Several fans left messages in the background asking how to deal with the company's "reasonable and legal" dismissal of employees in the end-of-year assessment? Do you accept it calmly or stand up for it? For such questions, the author hereby writes and counts it as a unified reply.
Approaching the Spring Festival, many companies are in full swing to carry out the year-end summary, the commendation of the commendation, the promotion of the promotion, even if the benefits in 2023 are not good, the bosses should tighten their belts to create a prosperous scene for employees "I know your pay", "gun in hand, follow me", "I have you will have it". If you can meet such a wise man, then tie your shoelaces and run along, the Year of the Dragon is right!
However, there are thousands of kinds of flowers, and there are thousands of different people! Some bosses don't open source from the market, but they start to think about throttling from their employees! Just like the "Layoff Plan" in the recently released movie "Annual Meeting Can't Stop", which is a vivid portrayal of these bosses.
Of course, if employees really encounter this kind of company plan similar to the elimination of the last position, do not panic, we have to return to the perspective of the "Labor Contract Law", and judge with legal thinking, what should we do? In fact, to judge whether the last elimination measures taken by the company are legal, we must look at the following two aspects:
First of all, it depends on whether the last elimination rules adopted by the company have a basis for rules and regulations or the agreed terms of the labor contract.

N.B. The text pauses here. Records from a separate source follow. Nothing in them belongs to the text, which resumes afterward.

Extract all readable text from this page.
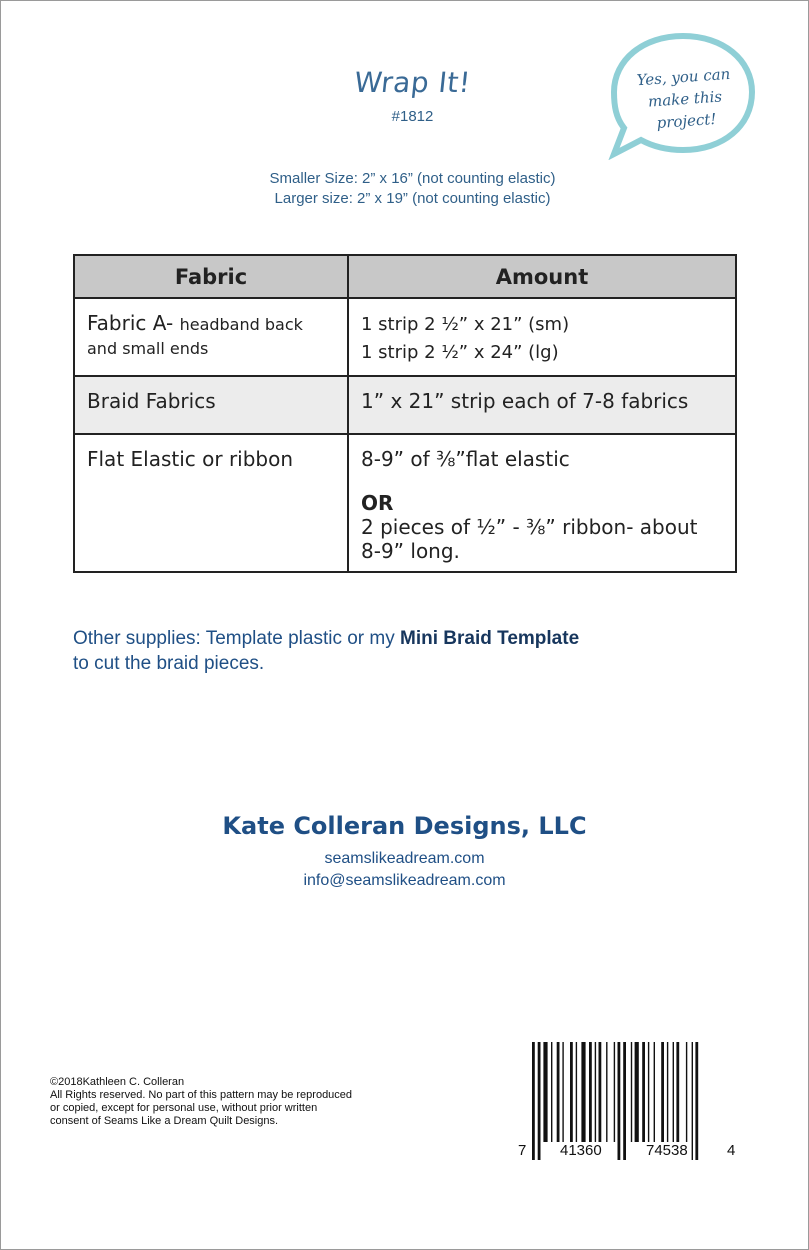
Wrap It!
#1812
Yes, you can
make this
project!
Smaller Size: 2” x 16” (not counting elastic)
Larger size: 2” x 19” (not counting elastic)
Fabric	Amount
Fabric A- headband back and small ends	1 strip 2 ½” x 21” (sm)
1 strip 2 ½” x 24” (lg)

Braid Fabrics	1” x 21” strip each of 7-8 fabrics

Flat Elastic or ribbon	8-9” of ⅜”flat elastic
OR
2 pieces of ½” - ⅜” ribbon- about 8-9” long.
Other supplies: Template plastic or my Mini Braid Template
to cut the braid pieces.
Kate Colleran Designs, LLC
seamslikeadream.com
info@seamslikeadream.com
©2018Kathleen C. Colleran
All Rights reserved. No part of this pattern may be reproduced
or copied, except for personal use, without prior written
consent of Seams Like a Dream Quilt Designs.
7 41360	74538	4
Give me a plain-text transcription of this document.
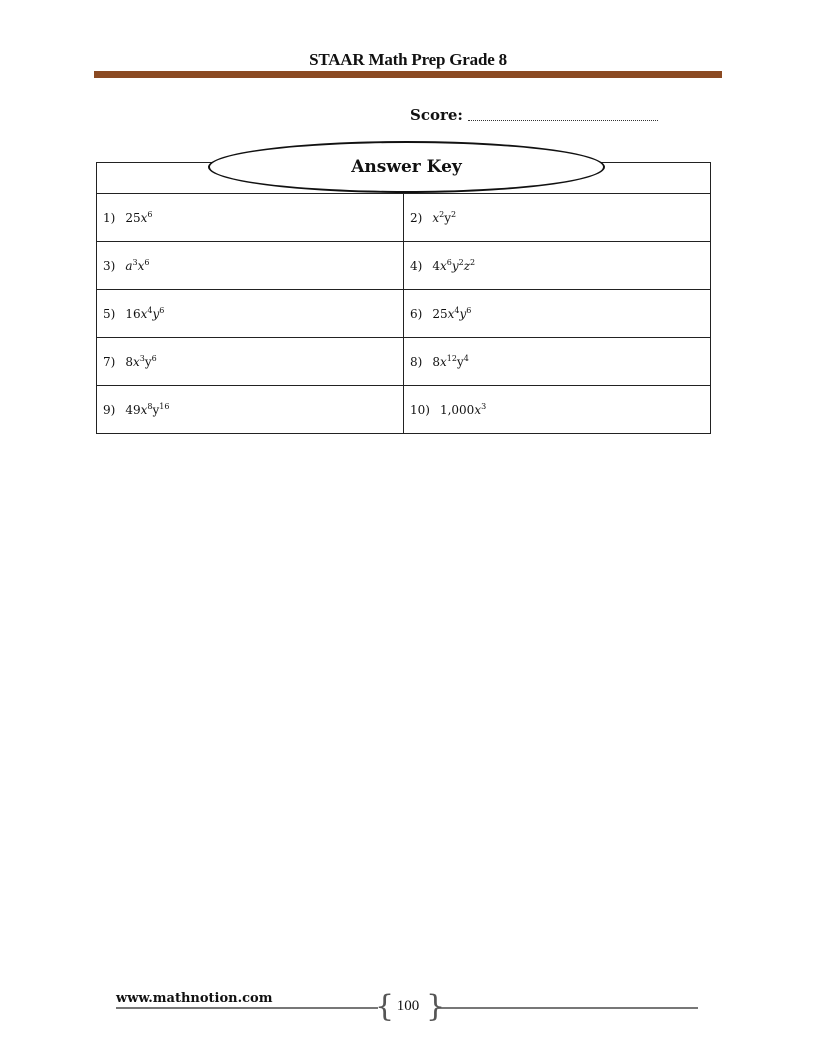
STAAR Math Prep Grade 8
Score:

1) $25x^6$	2) $x^2y^2$
3) $a^3x^6$	4) $4x^6y^2z^2$
5) $16x^4y^6$	6) $25x^4y^6$
7) $8x^3y^6$	8) $8x^{12}y^4$
9) $49x^8y^{16}$	10) $1,000x^3$
Answer Key
www.mathnotion.com	{ }
100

In accordance with the provisions of Article 4 of the Labor Contract LawRules and regulations and major matters involving the vital interests of employees shall be discussed by the workers' congress or all employees, put forward plans and opinions, and determined through equal consultation with the trade union or employee representatives. After the system is formulated, it should be publicized or notified to the workers. Therefore, if the company promulgates similar management rules, it strictly adheres to the democratic procedures and has been approved by the employees. When an employee is subject to system regulations or labor contract provisions, and the company unilaterally terminates the labor contract, there is a high probability that it will be supported by the adjudication authority. On the contrary, the company is more likely to face illegal termination.

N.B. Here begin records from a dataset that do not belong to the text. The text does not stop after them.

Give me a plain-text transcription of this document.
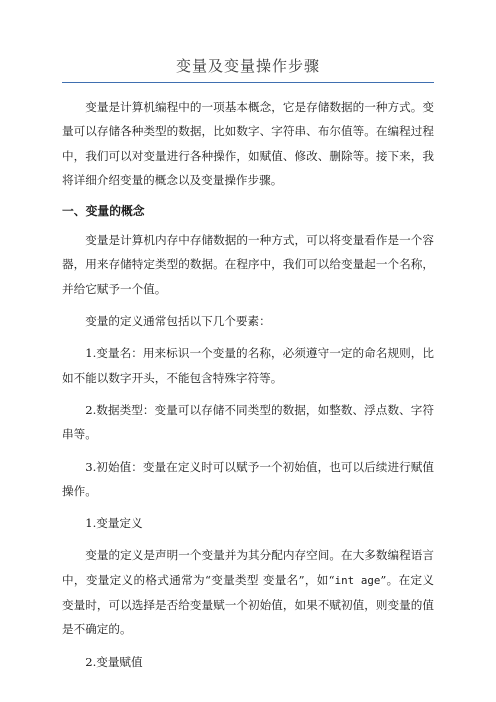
变量及变量操作步骤

变量是计算机编程中的一项基本概念，它是存储数据的一种方式。变量可以存储各种类型的数据，比如数字、字符串、布尔值等。在编程过程中，我们可以对变量进行各种操作，如赋值、修改、删除等。接下来，我将详细介绍变量的概念以及变量操作步骤。

一、变量的概念

变量是计算机内存中存储数据的一种方式，可以将变量看作是一个容器，用来存储特定类型的数据。在程序中，我们可以给变量起一个名称，并给它赋予一个值。

变量的定义通常包括以下几个要素：

1.变量名：用来标识一个变量的名称，必须遵守一定的命名规则，比如不能以数字开头，不能包含特殊字符等。

2.数据类型：变量可以存储不同类型的数据，如整数、浮点数、字符串等。

3.初始值：变量在定义时可以赋予一个初始值，也可以后续进行赋值操作。

1.变量定义

变量的定义是声明一个变量并为其分配内存空间。在大多数编程语言中，变量定义的格式通常为“变量类型 变量名”，如“int age”。在定义变量时，可以选择是否给变量赋一个初始值，如果不赋初值，则变量的值是不确定的。

2.变量赋值
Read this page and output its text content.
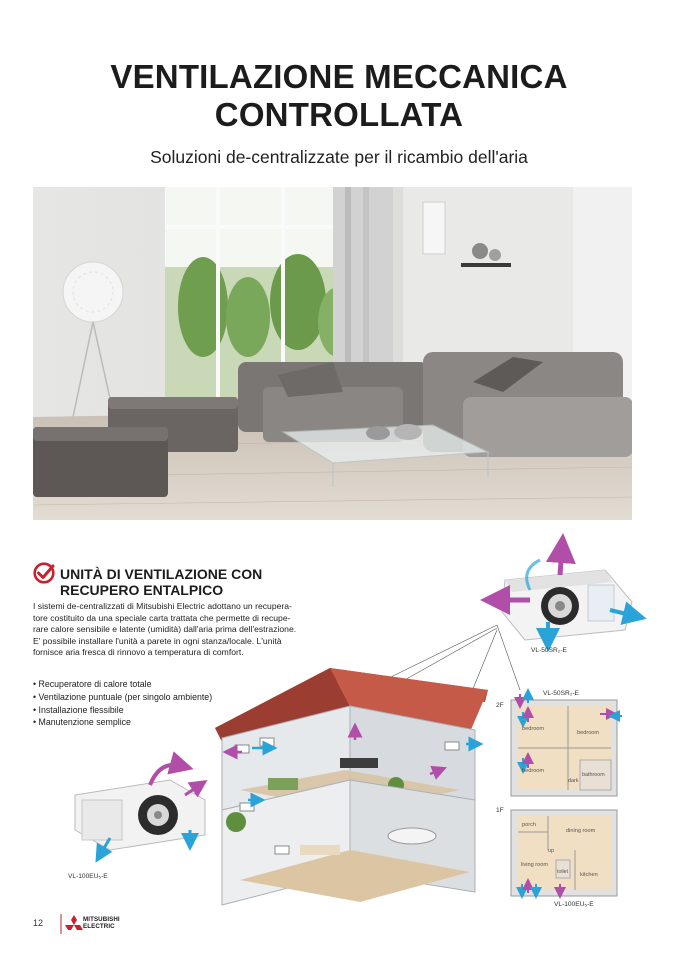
VENTILAZIONE MECCANICA
CONTROLLATA
Soluzioni de-centralizzate per il ricambio dell'aria
UNITÀ DI VENTILAZIONE CON
RECUPERO ENTALPICO
I sistemi de-centralizzati di Mitsubishi Electric adottano un recupera-
tore costituito da una speciale carta trattata che permette di recupe-
rare calore sensibile e latente (umidità) dall'aria prima dell'estrazione.
E' possibile installare l'unità a parete in ogni stanza/locale. L'unità
fornisce aria fresca di rinnovo a temperatura di comfort.
• Recuperatore di calore totale
• Ventilazione puntuale (per singolo ambiente)
• Installazione flessibile
• Manutenzione semplice
VL-50SR₂-E
VL-100EU₅-E
VL-50SR₂-E
2F
bedroom
bedroom
bedroom
bathroom
dark
1F
porch
dining room
up
living room
toilet kitchen
VL-100EU₅-E
12	MITSUBISHI
ELECTRIC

Second, if there is no support from the rules and regulations or the agreed clauses of the employment contract, whether the unilateral termination of the employment contract taken by the company is lawful shall be judged by the provisions of the Labor Contract Law.
If the employee satisfies the provisions of Article 39 (Fault Dismissal), Article 40 (Fault Dismissal) and Article 41 (Economic Layoff) of the Labor Contract Law, and the employee does not have the circumstance of Article 42 (the restriction clause that the employer shall not unilaterally terminate the labor contract), the employer may exercise the right of unilateral termination.
Of course, the specific circumstances faced in labor disputes may vary greatly and cannot be generalized, and accurate judgment must still be based on the specific circumstances faced by individuals. Therefore, if an employee encounters a similar dispute, he or she should seek help from a legal professional in a timely manner if his or her own judgment is unclear. If a company wants to unilaterally terminate an employment contract with an employee in this way, it should first assess the legal risks to avoid labor disputes.
About author:Lawyer Wang Shigang, a lawyer in Beijing, has 12 years of practical experience in the legal industry, and has served as the general counsel of a central enterprise and a corporate lawyer.